Значительно позже я приехал домой: "Мама, ну как с Куделицей?" — "А не говори сын, недели через две, как ты уехал, за ним приехали, стали забирать в дом престарелых. Так он плакал, не хотел уезжать". Плакал старик и тогда, когда дочери приехали его попроведовать. И обед сытный, и постель чистая, и тепло. Но не прельщал старика чужой дом. Плакал, хотелось в деревню.

Может быть, прочтут внуки Куделицы и поймут, что рассказ этот о старике, фамилия которого изменена. Может быть, хоть теперь стыдно станет. Да, может быть, хоть перед памятью деда хватит мужества сказать самому себе: "Прости, дед".


ШИП
Видеть этого старика мне в жизни никогда не приходилось, И пишу я о нем из рассказа своей матери, Примерно вот так она рассказала о Шипе.

"Кто его знает, откуда он приехал в нашу деревню. Сначала он жил у Лузяниных. А когда их забрали дети, Шип остался в их избе. Но кому-то она понадобилась. Избу разобрали и увезли. Больной, немощный старик перешёл в коровник. Подмазал щели коровяком, поставил железную печку и перешёл, теперь уже в собственный дом. В нём старик и встретил суровую зиму. Иногда к нему заглядывали проезжие аржавцы. Они сено возили с Лермонтово. Получал он пенсию и как-то питался. Приносили ему продукты из деревни.

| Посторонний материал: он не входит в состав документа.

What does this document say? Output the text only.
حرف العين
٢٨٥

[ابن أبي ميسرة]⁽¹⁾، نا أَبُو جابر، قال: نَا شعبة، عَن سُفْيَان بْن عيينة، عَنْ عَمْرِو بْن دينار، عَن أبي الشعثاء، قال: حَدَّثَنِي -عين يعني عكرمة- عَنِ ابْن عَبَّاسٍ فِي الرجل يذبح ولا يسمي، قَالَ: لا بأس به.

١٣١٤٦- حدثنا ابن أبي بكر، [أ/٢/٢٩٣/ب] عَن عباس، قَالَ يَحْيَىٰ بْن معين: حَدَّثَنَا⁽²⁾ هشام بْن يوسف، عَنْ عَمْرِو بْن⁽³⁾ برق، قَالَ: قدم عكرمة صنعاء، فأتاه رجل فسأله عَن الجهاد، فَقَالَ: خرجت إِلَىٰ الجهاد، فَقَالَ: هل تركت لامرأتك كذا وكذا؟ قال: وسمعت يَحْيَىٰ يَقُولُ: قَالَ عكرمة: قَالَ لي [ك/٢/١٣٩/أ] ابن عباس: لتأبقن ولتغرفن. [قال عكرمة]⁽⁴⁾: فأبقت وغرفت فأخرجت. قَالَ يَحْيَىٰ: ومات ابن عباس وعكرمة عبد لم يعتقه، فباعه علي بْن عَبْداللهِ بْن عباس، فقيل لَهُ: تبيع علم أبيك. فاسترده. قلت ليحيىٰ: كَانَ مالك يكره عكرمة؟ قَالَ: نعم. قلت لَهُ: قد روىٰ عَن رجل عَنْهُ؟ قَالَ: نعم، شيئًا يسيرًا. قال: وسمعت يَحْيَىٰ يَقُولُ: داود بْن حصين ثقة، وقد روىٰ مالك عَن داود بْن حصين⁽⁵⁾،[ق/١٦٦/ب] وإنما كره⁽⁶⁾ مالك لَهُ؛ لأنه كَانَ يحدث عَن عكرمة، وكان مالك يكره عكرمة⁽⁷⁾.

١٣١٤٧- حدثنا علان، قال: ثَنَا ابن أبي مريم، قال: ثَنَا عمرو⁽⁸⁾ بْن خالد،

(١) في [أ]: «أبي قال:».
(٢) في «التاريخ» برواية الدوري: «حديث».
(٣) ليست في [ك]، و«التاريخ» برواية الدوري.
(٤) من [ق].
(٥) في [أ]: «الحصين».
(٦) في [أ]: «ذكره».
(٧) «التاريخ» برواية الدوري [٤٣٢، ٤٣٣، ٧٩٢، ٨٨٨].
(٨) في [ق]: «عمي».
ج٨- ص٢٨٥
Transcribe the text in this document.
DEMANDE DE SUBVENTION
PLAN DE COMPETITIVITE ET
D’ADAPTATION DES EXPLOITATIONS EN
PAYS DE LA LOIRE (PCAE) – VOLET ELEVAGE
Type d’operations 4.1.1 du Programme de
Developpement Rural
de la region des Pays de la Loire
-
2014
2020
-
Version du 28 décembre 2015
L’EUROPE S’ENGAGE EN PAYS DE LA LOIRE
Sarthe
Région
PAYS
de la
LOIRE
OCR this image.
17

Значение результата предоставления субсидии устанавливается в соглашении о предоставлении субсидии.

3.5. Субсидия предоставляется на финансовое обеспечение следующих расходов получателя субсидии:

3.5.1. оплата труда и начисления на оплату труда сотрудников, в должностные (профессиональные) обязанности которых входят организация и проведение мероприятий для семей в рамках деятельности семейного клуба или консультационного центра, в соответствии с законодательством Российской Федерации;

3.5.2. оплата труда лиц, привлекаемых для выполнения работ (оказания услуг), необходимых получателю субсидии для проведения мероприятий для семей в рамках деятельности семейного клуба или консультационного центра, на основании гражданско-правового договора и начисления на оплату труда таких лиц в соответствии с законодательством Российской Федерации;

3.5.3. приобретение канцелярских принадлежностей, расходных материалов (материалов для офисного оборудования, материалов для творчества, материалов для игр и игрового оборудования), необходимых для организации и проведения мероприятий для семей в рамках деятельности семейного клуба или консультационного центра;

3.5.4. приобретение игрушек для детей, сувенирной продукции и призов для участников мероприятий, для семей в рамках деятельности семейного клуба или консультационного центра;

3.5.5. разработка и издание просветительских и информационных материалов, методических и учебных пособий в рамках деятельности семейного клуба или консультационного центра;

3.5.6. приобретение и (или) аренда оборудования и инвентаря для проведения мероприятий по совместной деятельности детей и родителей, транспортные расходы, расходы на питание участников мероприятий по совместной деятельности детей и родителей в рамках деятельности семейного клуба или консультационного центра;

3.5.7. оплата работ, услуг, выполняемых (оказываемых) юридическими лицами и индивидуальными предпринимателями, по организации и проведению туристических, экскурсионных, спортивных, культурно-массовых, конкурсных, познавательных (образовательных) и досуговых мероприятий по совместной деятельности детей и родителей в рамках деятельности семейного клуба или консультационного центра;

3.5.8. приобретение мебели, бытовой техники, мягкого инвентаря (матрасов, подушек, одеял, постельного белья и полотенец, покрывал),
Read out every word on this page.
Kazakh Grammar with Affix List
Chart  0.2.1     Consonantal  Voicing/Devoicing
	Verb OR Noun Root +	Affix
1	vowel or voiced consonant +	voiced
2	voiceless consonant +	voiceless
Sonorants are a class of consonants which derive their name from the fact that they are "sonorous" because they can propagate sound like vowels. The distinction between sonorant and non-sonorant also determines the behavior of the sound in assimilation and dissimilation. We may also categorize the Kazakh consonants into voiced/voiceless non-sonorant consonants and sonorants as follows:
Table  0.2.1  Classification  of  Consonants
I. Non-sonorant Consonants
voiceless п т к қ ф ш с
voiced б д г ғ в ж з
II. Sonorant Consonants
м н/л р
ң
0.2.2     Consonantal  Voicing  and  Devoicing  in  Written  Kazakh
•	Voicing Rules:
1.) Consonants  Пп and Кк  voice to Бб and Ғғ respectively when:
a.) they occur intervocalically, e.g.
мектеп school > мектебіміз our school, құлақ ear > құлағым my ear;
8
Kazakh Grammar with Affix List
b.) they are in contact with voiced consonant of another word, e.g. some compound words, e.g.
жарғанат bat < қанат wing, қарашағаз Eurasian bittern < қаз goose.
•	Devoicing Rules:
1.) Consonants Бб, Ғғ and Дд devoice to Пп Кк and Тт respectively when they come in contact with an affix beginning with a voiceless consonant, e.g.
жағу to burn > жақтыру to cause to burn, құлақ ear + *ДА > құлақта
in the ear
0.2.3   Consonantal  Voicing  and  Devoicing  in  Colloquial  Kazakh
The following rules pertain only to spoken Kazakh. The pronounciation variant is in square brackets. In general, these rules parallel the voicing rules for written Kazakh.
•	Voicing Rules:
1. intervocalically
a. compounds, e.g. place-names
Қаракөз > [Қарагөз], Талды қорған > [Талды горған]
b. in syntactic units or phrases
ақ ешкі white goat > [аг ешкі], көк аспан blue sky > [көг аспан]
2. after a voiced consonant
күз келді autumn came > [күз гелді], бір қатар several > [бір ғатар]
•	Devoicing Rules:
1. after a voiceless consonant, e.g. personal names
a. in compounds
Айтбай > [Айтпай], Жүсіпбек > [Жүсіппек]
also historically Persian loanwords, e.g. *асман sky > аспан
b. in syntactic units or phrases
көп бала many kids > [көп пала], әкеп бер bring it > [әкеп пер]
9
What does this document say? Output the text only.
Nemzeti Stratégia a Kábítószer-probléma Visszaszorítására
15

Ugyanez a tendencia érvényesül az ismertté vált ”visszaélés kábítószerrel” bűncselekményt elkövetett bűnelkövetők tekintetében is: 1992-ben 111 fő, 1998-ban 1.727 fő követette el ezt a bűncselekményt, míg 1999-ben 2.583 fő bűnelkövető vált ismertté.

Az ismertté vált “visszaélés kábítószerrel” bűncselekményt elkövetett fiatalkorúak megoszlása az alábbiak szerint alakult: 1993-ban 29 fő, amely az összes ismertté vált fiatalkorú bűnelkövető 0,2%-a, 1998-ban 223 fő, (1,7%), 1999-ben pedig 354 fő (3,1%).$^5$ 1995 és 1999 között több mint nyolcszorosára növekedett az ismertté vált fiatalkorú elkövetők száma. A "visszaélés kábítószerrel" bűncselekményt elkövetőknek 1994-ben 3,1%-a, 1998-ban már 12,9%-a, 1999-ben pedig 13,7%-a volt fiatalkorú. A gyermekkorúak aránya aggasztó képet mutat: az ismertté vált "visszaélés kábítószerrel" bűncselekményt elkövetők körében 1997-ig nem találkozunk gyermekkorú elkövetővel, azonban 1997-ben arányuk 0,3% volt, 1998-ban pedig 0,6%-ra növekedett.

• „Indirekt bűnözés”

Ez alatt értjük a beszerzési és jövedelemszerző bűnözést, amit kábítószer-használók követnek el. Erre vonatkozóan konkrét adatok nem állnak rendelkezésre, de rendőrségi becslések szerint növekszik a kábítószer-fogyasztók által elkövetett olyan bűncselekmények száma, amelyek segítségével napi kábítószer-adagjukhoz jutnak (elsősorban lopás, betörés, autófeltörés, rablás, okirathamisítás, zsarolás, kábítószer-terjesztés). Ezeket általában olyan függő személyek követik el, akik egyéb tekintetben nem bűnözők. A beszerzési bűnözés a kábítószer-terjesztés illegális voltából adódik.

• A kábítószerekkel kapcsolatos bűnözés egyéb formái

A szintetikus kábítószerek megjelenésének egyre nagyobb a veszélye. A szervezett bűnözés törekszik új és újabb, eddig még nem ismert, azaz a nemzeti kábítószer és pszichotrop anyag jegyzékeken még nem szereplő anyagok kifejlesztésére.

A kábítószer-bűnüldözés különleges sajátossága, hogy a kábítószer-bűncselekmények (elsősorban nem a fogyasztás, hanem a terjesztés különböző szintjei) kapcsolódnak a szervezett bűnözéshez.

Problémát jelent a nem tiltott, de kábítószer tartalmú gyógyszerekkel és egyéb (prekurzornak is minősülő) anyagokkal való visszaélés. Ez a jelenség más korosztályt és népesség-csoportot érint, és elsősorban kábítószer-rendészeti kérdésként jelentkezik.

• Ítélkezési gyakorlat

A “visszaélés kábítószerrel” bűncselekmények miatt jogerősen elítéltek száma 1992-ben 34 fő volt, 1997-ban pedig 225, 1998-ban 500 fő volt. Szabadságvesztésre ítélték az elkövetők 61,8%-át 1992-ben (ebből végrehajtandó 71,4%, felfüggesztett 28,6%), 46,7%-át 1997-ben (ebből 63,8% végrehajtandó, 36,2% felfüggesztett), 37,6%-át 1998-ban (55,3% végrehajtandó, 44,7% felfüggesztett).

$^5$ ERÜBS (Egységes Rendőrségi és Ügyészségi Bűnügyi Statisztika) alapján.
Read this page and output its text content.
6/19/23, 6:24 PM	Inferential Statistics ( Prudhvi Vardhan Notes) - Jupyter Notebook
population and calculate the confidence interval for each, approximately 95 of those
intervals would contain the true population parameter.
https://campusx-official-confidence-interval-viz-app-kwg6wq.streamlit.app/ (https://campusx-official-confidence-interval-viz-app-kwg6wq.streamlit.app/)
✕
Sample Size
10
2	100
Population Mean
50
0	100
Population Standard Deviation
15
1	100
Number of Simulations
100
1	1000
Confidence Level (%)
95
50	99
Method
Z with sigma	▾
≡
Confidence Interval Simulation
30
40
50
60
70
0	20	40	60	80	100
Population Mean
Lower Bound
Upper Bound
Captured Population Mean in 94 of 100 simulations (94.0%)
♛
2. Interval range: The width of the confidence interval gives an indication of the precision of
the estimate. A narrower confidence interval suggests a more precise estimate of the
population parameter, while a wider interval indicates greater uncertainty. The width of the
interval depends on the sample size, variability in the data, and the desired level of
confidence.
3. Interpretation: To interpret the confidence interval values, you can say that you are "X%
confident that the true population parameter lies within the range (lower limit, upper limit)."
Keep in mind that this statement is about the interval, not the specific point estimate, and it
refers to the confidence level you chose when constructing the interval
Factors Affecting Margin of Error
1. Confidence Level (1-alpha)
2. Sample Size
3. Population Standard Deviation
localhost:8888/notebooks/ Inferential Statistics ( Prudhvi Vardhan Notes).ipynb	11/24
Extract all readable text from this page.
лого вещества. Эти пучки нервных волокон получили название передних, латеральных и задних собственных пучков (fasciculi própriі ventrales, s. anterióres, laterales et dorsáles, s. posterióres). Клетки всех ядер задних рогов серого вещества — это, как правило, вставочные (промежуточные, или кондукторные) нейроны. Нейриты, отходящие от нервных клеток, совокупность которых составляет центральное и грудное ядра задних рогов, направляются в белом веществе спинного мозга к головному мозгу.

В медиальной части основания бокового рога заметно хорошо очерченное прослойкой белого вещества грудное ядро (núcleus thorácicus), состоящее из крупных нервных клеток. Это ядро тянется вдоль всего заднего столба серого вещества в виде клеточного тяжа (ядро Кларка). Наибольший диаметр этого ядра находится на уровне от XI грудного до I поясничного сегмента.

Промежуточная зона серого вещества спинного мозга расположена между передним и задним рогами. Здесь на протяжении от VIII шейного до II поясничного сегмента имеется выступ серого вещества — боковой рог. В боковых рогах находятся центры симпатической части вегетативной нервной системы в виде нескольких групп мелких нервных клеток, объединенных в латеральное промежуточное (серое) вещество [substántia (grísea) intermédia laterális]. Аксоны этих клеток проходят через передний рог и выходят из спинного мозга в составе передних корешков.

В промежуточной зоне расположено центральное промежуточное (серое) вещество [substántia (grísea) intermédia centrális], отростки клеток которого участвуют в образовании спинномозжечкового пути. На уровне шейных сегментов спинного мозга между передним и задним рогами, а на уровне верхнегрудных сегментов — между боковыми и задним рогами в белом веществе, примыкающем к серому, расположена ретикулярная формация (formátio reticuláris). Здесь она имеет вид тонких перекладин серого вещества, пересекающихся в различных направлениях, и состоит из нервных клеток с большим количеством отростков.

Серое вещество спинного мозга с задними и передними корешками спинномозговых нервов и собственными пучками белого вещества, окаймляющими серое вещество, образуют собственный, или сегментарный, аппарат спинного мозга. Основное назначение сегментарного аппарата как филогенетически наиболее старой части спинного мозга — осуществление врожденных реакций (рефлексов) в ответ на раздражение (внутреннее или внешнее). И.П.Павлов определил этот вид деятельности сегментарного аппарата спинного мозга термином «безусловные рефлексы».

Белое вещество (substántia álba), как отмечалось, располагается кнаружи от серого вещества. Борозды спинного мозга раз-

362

Но однажды старика нашли мёртвым Лицо, изъеденное мышами, делало его неузнаваемым. "Батька (то есть отец мой) сделал с мужиками гроб, другие выкопали могилу. Я принесла старенькое, но чистое батькино белье, бабы помыли его, одели в белье, положили в гроб и похоронили".
Выпили ли мужики стопку за упокой усопшего, я не знаю. Но кончина Шипа меня заставила задуматься. Почему же так горька бывает старость человеческая? Почему же человек так бесславно, так безвестно, не по-человечески порой уходит из жизни? Кто виноват, сам он, или люди, окружающие его? А, может быть, все мы вместе? И, прежде всего, потому, что теряем человеческое в человеке, не задумываясь, что самое дорогое не горы богатства, не сытость желудка, а щедрость сердца человеческого, тепло общения. Вот теперь новые русские сооружают своим собратьям такие памятники, такие склепы, словно живым, и извека, что не поклонение вызывают в душах, а мысли иного порядка. А как жил ты среди людей, скольких ограбил и лишил куска хлеба? А ведь каждому из нас памятник воссоздается для того, чтобы поклониться и сказать: "земля тебе пухом".


ФРОСЯ
Её образ, образ обиженной богом и людьми, стоит перед моим взором и сейчас. Небольшая женщина, возрастом за пятьдесят, ходила по деревням, просила милостыню и теплый угол в избе, чтобы переночевать. Никто ей не отказывал ни в куске хлеба ни в ночлеге.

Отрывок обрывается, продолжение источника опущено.